On November 24 at the Yellowknife Geoscience Forum, which is the largest mining and petroleum conference in the Northwest Territories, Arctic Canadian Diamond Company Ltd President and CEO Rory Moore outlined how the company is going to trial Underwater Remote Mining as a way of taking the Ekati operations forward into the future, as current conventional mining winds down. Arctic Canadian Diamond Company owns a controlling interest in Ekati and is the operator – it acquired the operation from Dominion Diamond Mines in February 2021. The mine first opened in 1998, and was 80% owned and operated by BHP who then sold its interest in 2012.
Over the mine’s early years, production was focused on six open pits (Panda, Koala, Misery, Fox, Koala North, and Beartooth) and three underground operations (Panda, Koala and Koala North). Development on the Pigeon open pit commenced in 2014 followed by Lynx in 2015 and Sable in 2017. Mining at Lynx was completed in 2020, so that as of February 2021 when Arctic Canadian Diamond assumed ownership of Ekati, mining operations were focused at Pigeon and Sable open pits and the Misery Underground Mine. However, the mine has now reached a crossroads – conventional mining, both open-pit and underground is set to end in 2024, with the exception of Point Lake open pit which has a mine life up to 2028 and is going through final environmental permitting.
A new approach is needed to keep mining costs down as mining into the surface open pit kimberlites goes deeper. The method creates no waste as the crawler is only mining ore plus the diamond grade will be increased thanks to how the kimberlite is handled. Arctic Canadian Diamond told IM: “There will be no waste mined, that is the main attraction of the method. Only ore is mined which makes it much lower cost. The higher diamond grade comes from the fact that the kimberlite is passed through a dewatering plant that will be positioned alongside the flooded pit. Fine material will be removed together with the water in this process. Removal of fines increases the diamond content of the kimberlite in proportion to the volume of fines removed. This means that lower volumes of higher grade ore is transported to the processing plant saving on transportation costs.”
URM involves mining kimberlite on the floor of the flooded mine or lake bed with a crawler miner that has been developed together with marine mining specialist Royal IHC, based in Kinderdijk in the Netherlands. The URM machine is cable powered and has four independently suspended crawlers and a cutting drum with centrally located teeth that cuts a layer of kimberlite similar to a surface miner. The kimberlite is then hydraulically pumped to surface to the dewatering plant and ulimately the main processing plant for actual diamond recovery. The hydraulic system will use a biodegradable hydraulic fluid.

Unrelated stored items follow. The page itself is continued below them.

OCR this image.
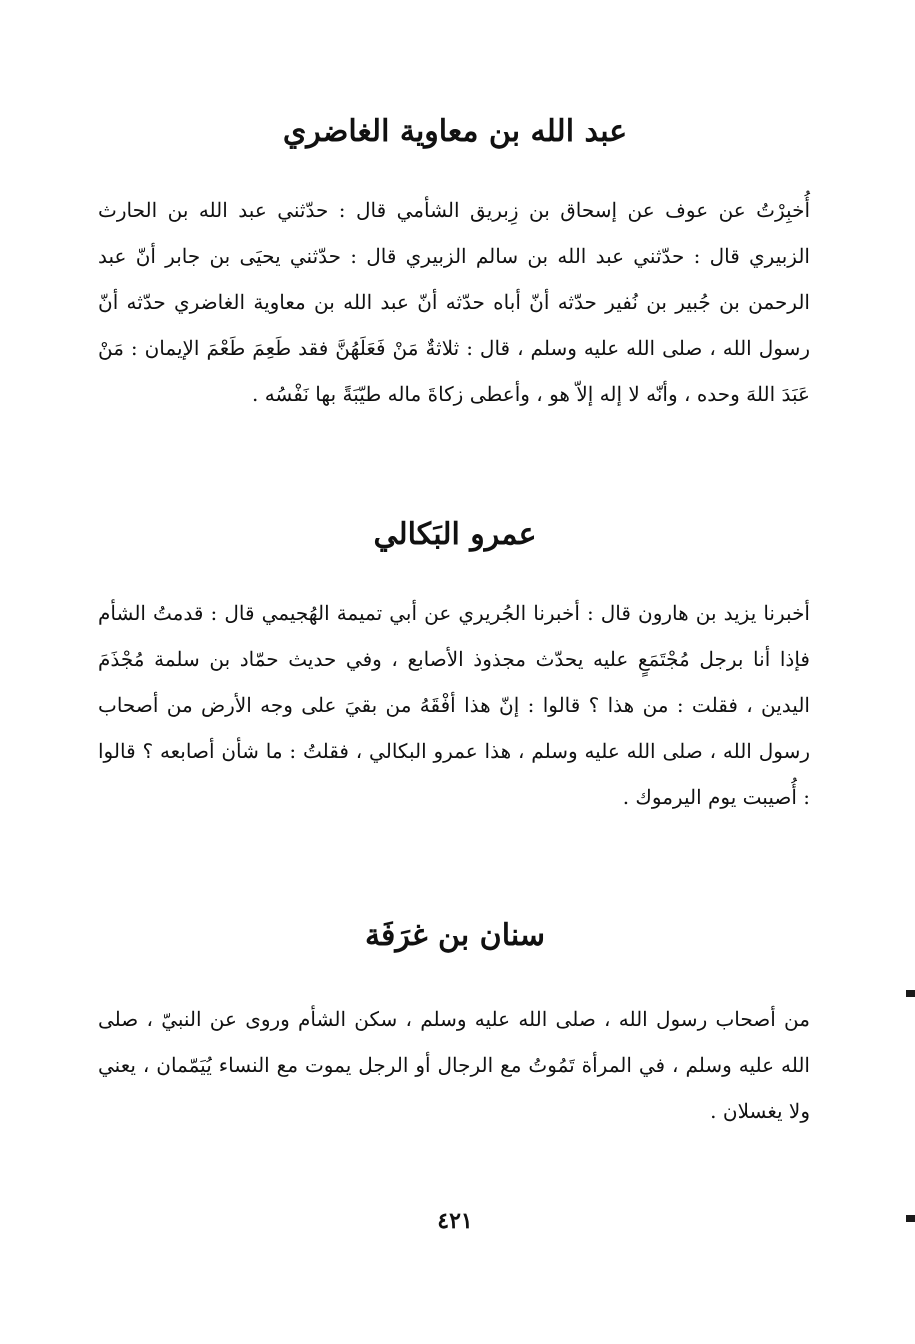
عبد الله بن معاوية الغاضري

أُخبِرْتُ عن عوف عن إسحاق بن زِبريق الشأمي قال : حدّثني عبد الله بن الحارث الزبيري قال : حدّثني عبد الله بن سالم الزبيري قال : حدّثني يحيَى بن جابر أنّ عبد الرحمن بن جُبير بن نُفير حدّثه أنّ أباه حدّثه أنّ عبد الله بن معاوية الغاضري حدّثه أنّ رسول الله ، صلى الله عليه وسلم ، قال : ثلاثةٌ مَنْ فَعَلَهُنَّ فقد طَعِمَ طَعْمَ الإيمان : مَنْ عَبَدَ اللهَ وحده ، وأنّه لا إله إلاّ هو ، وأعطى زكاةَ ماله طيّبَةً بها نَفْسُه .

عمرو البَكالي

أخبرنا يزيد بن هارون قال : أخبرنا الجُريري عن أبي تميمة الهُجيمي قال : قدمتُ الشأم فإذا أنا برجل مُجْتَمَعٍ عليه يحدّث مجذوذ الأصابع ، وفي حديث حمّاد بن سلمة مُجْذَمَ اليدين ، فقلت : من هذا ؟ قالوا : إنّ هذا أفْقَهُ من بقيَ على وجه الأرض من أصحاب رسول الله ، صلى الله عليه وسلم ، هذا عمرو البكالي ، فقلتُ : ما شأن أصابعه ؟ قالوا : أُصيبت يوم اليرموك .

سنان بن غرَفَة

من أصحاب رسول الله ، صلى الله عليه وسلم ، سكن الشأم وروى عن النبيّ ، صلى الله عليه وسلم ، في المرأة تَمُوتُ مع الرجال أو الرجل يموت مع النساء يُيَمّمان ، يعني ولا يغسلان .

٤٢١
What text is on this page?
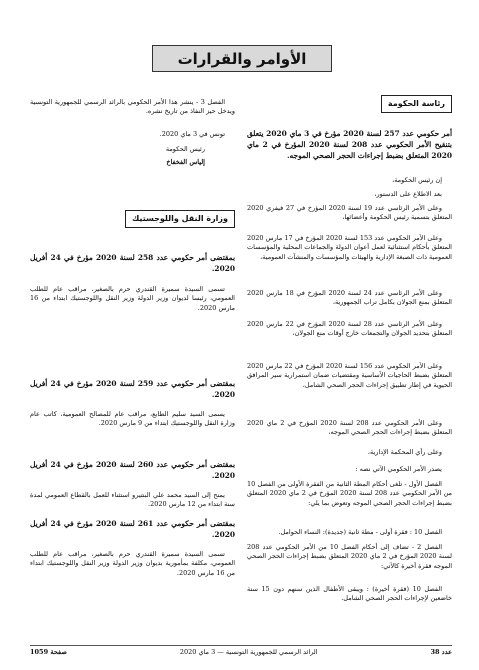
الأوامر والقرارات
رئاسة الحكومة
أمر حكومي عدد 257 لسنة 2020 مؤرخ في 3 ماي 2020 يتعلق بتنقيح الأمر الحكومي عدد 208 لسنة 2020 المؤرخ في 2 ماي 2020 المتعلق بضبط إجراءات الحجر الصحي الموجه.
إن رئيس الحكومة،
بعد الاطلاع على الدستور،
وعلى الأمر الرئاسي عدد 19 لسنة 2020 المؤرخ في 27 فيفري 2020 المتعلق بتسمية رئيس الحكومة وأعضائها،
وعلى الأمر الحكومي عدد 153 لسنة 2020 المؤرخ في 17 مارس 2020 المتعلق بأحكام استثنائية لعمل أعوان الدولة والجماعات المحلية والمؤسسات العمومية ذات الصبغة الإدارية والهيئات والمؤسسات والمنشآت العمومية،
وعلى الأمر الرئاسي عدد 24 لسنة 2020 المؤرخ في 18 مارس 2020 المتعلق بمنع الجولان بكامل تراب الجمهورية،
وعلى الأمر الرئاسي عدد 28 لسنة 2020 المؤرخ في 22 مارس 2020 المتعلق بتحديد الجولان والتجمعات خارج أوقات منع الجولان،
وعلى الأمر الحكومي عدد 156 لسنة 2020 المؤرخ في 22 مارس 2020 المتعلق بضبط الحاجيات الأساسية ومقتضيات ضمان استمرارية سير المرافق الحيوية في إطار تطبيق إجراءات الحجر الصحي الشامل،
وعلى الأمر الحكومي عدد 208 لسنة 2020 المؤرخ في 2 ماي 2020 المتعلق بضبط إجراءات الحجر الصحي الموجه،
وعلى رأي المحكمة الإدارية،
يصدر الأمر الحكومي الآتي نصه :
الفصل الأول - تلغى أحكام المطة الثانية من الفقرة الأولى من الفصل 10 من الأمر الحكومي عدد 208 لسنة 2020 المؤرخ في 2 ماي 2020 المتعلق بضبط إجراءات الحجر الصحي الموجه وتعوض بما يلي:
الفصل 10 : فقرة أولى - مطة ثانية (جديدة): النساء الحوامل.
الفصل 2 - تضاف إلى أحكام الفصل 10 من الأمر الحكومي عدد 208 لسنة 2020 المؤرخ في 2 ماي 2020 المتعلق بضبط إجراءات الحجر الصحي الموجه فقرة أخيرة كالآتي:
الفصل 10 (فقرة أخيرة) : ويبقى الأطفال الذين سنهم دون 15 سنة خاضعين لإجراءات الحجر الصحي الشامل.
الفصل 3 - ينشر هذا الأمر الحكومي بالرائد الرسمي للجمهورية التونسية ويدخل حيز النفاذ من تاريخ نشره.
تونس في 3 ماي 2020.
رئيس الحكومة
إلياس الفخفاخ
وزارة النقل واللوجستيك
بمقتضى أمر حكومي عدد 258 لسنة 2020 مؤرخ في 24 أفريل 2020.
تسمى السيدة سميرة القندري حرم بالصغير، مراقب عام للطلب العمومي، رئيسا لديوان وزير الدولة وزير النقل واللوجستيك ابتداء من 16 مارس 2020.
بمقتضى أمر حكومي عدد 259 لسنة 2020 مؤرخ في 24 أفريل 2020.
يسمى السيد سليم الطايع، مراقب عام للمصالح العمومية، كاتب عام وزارة النقل واللوجستيك ابتداء من 9 مارس 2020.
بمقتضى أمر حكومي عدد 260 لسنة 2020 مؤرخ في 24 أفريل 2020.
يمنح إلى السيد محمد علي البنتيرو استثناء للعمل بالقطاع العمومي لمدة سنة ابتداء من 12 مارس 2020.
بمقتضى أمر حكومي عدد 261 لسنة 2020 مؤرخ في 24 أفريل 2020.
تسمى السيدة سميرة القندري حرم بالصغير، مراقب عام للطلب العمومي، مكلفة بمأمورية بديوان وزير الدولة وزير النقل واللوجستيك ابتداء من 16 مارس 2020.
عدد 38
الرائد الرسمي للجمهورية التونسية — 3 ماي 2020
صفحة 1059
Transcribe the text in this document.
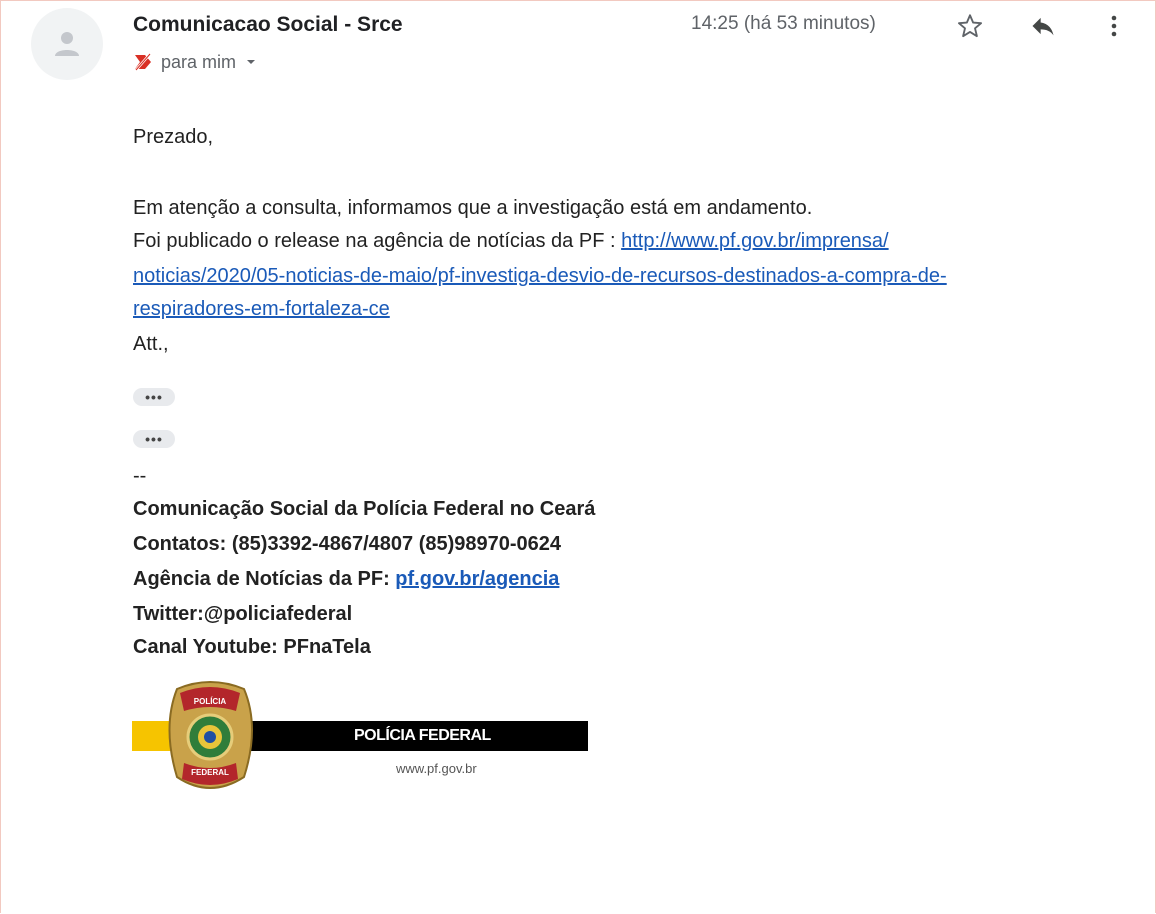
Comunicacao Social - Srce
para mim
14:25 (há 53 minutos)
Prezado,
Em atenção a consulta, informamos que a investigação está em andamento.
Foi publicado o release na agência de notícias da PF : http://www.pf.gov.br/imprensa/
noticias/2020/05-noticias-de-maio/pf-investiga-desvio-de-recursos-destinados-a-compra-de-
respiradores-em-fortaleza-ce
Att.,
•••
•••
--
Comunicação Social da Polícia Federal no Ceará
Contatos: (85)3392-4867/4807 (85)98970-0624
Agência de Notícias da PF: pf.gov.br/agencia
Twitter:@policiafederal
Canal Youtube: PFnaTela
POLÍCIA
FEDERAL
POLÍCIA FEDERAL
www.pf.gov.br
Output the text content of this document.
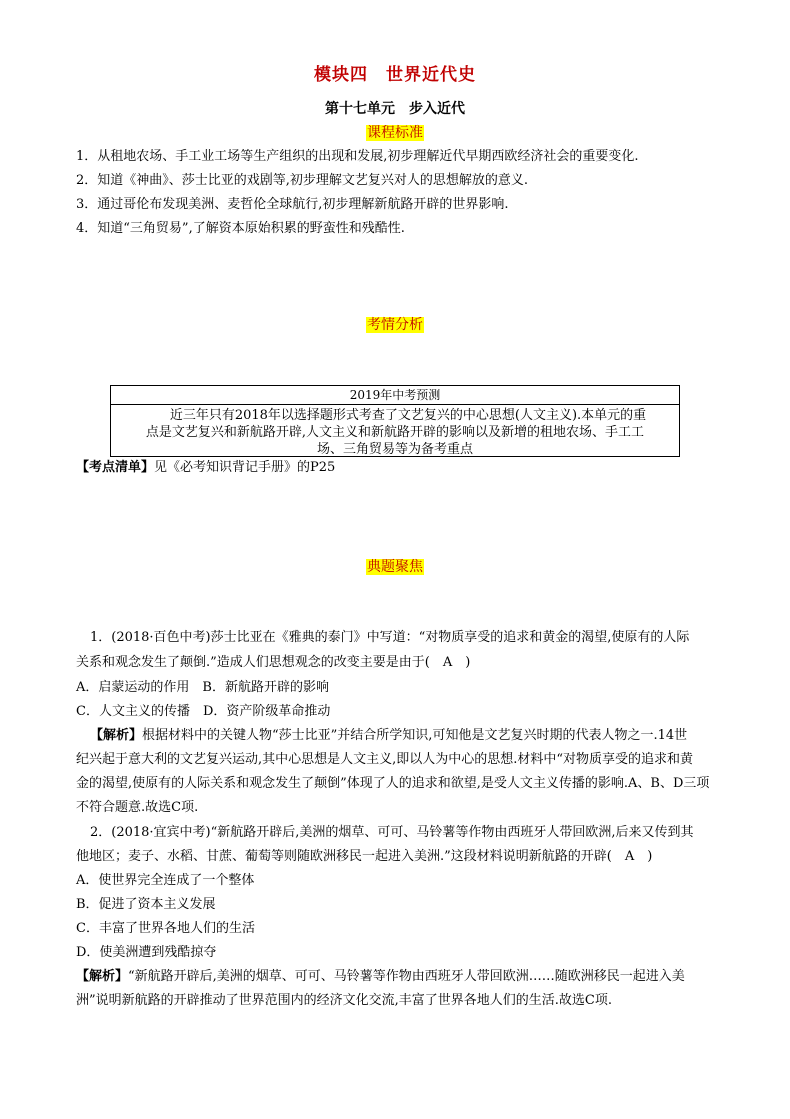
模块四　世界近代史
第十七单元　步入近代
课程标准
1．从租地农场、手工业工场等生产组织的出现和发展,初步理解近代早期西欧经济社会的重要变化.
2．知道《神曲》、莎士比亚的戏剧等,初步理解文艺复兴对人的思想解放的意义.
3．通过哥伦布发现美洲、麦哲伦全球航行,初步理解新航路开辟的世界影响.
4．知道“三角贸易”,了解资本原始积累的野蛮性和残酷性.
考情分析
2019年中考预测
近三年只有2018年以选择题形式考查了文艺复兴的中心思想(人文主义).本单元的重
点是文艺复兴和新航路开辟,人文主义和新航路开辟的影响以及新增的租地农场、手工工
场、三角贸易等为备考重点
【考点清单】见《必考知识背记手册》的P25
典题聚焦
1．(2018·百色中考)莎士比亚在《雅典的泰门》中写道：“对物质享受的追求和黄金的渴望,使原有的人际
关系和观念发生了颠倒.”造成人们思想观念的改变主要是由于(　A　)
A．启蒙运动的作用　B．新航路开辟的影响
C．人文主义的传播　D．资产阶级革命推动
【解析】根据材料中的关键人物“莎士比亚”并结合所学知识,可知他是文艺复兴时期的代表人物之一.14世
纪兴起于意大利的文艺复兴运动,其中心思想是人文主义,即以人为中心的思想.材料中“对物质享受的追求和黄
金的渴望,使原有的人际关系和观念发生了颠倒”体现了人的追求和欲望,是受人文主义传播的影响.A、B、D三项
不符合题意.故选C项.
2．(2018·宜宾中考)“新航路开辟后,美洲的烟草、可可、马铃薯等作物由西班牙人带回欧洲,后来又传到其
他地区；麦子、水稻、甘蔗、葡萄等则随欧洲移民一起进入美洲.”这段材料说明新航路的开辟(　A　)
A．使世界完全连成了一个整体
B．促进了资本主义发展
C．丰富了世界各地人们的生活
D．使美洲遭到残酷掠夺
【解析】“新航路开辟后,美洲的烟草、可可、马铃薯等作物由西班牙人带回欧洲……随欧洲移民一起进入美
洲”说明新航路的开辟推动了世界范围内的经济文化交流,丰富了世界各地人们的生活.故选C项.
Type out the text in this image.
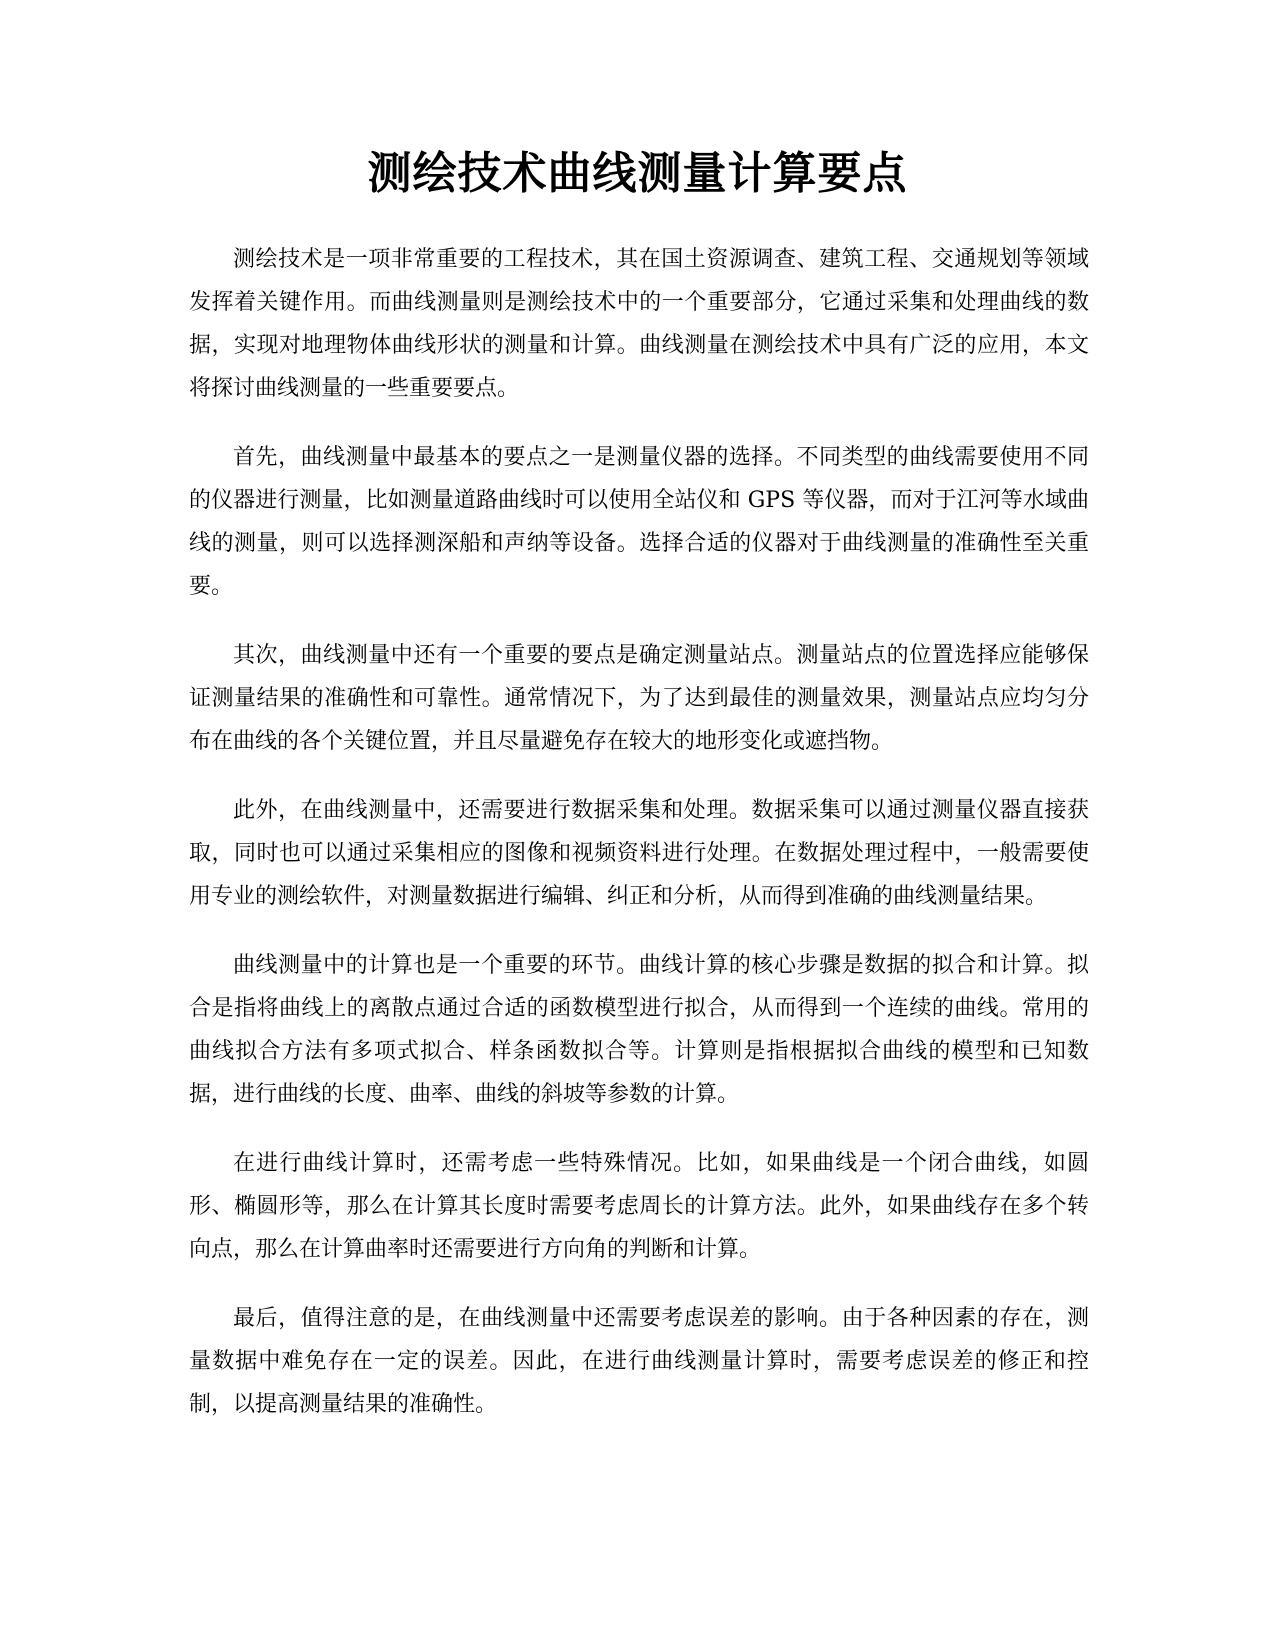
测绘技术曲线测量计算要点

测绘技术是一项非常重要的工程技术，其在国土资源调查、建筑工程、交通规划等领域发挥着关键作用。而曲线测量则是测绘技术中的一个重要部分，它通过采集和处理曲线的数据，实现对地理物体曲线形状的测量和计算。曲线测量在测绘技术中具有广泛的应用，本文将探讨曲线测量的一些重要要点。

首先，曲线测量中最基本的要点之一是测量仪器的选择。不同类型的曲线需要使用不同的仪器进行测量，比如测量道路曲线时可以使用全站仪和 GPS 等仪器，而对于江河等水域曲线的测量，则可以选择测深船和声纳等设备。选择合适的仪器对于曲线测量的准确性至关重要。

其次，曲线测量中还有一个重要的要点是确定测量站点。测量站点的位置选择应能够保证测量结果的准确性和可靠性。通常情况下，为了达到最佳的测量效果，测量站点应均匀分布在曲线的各个关键位置，并且尽量避免存在较大的地形变化或遮挡物。

此外，在曲线测量中，还需要进行数据采集和处理。数据采集可以通过测量仪器直接获取，同时也可以通过采集相应的图像和视频资料进行处理。在数据处理过程中，一般需要使用专业的测绘软件，对测量数据进行编辑、纠正和分析，从而得到准确的曲线测量结果。

曲线测量中的计算也是一个重要的环节。曲线计算的核心步骤是数据的拟合和计算。拟合是指将曲线上的离散点通过合适的函数模型进行拟合，从而得到一个连续的曲线。常用的曲线拟合方法有多项式拟合、样条函数拟合等。计算则是指根据拟合曲线的模型和已知数据，进行曲线的长度、曲率、曲线的斜坡等参数的计算。

在进行曲线计算时，还需考虑一些特殊情况。比如，如果曲线是一个闭合曲线，如圆形、椭圆形等，那么在计算其长度时需要考虑周长的计算方法。此外，如果曲线存在多个转向点，那么在计算曲率时还需要进行方向角的判断和计算。

最后，值得注意的是，在曲线测量中还需要考虑误差的影响。由于各种因素的存在，测量数据中难免存在一定的误差。因此，在进行曲线测量计算时，需要考虑误差的修正和控制，以提高测量结果的准确性。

Arctic Canadian Diamond told IM that the trial will take place at Lynx over the summer of 2023 and 2024. The initial Lynx trial is expected to generate 150,000 t of kimberlite. If the trial is successful, Underwater Remote Mining will be implemented at a commercial production scale at Sable in 2026 after two seasons of flooding of the open pit. URM has the potential to significantly extend the mine life at Ekati – mining would be done in the spring, summer and autumn with the machines undergoing winter maintenance. There is also consideration of using the method at Point Lake and Fox but this is just conceptual at this stage.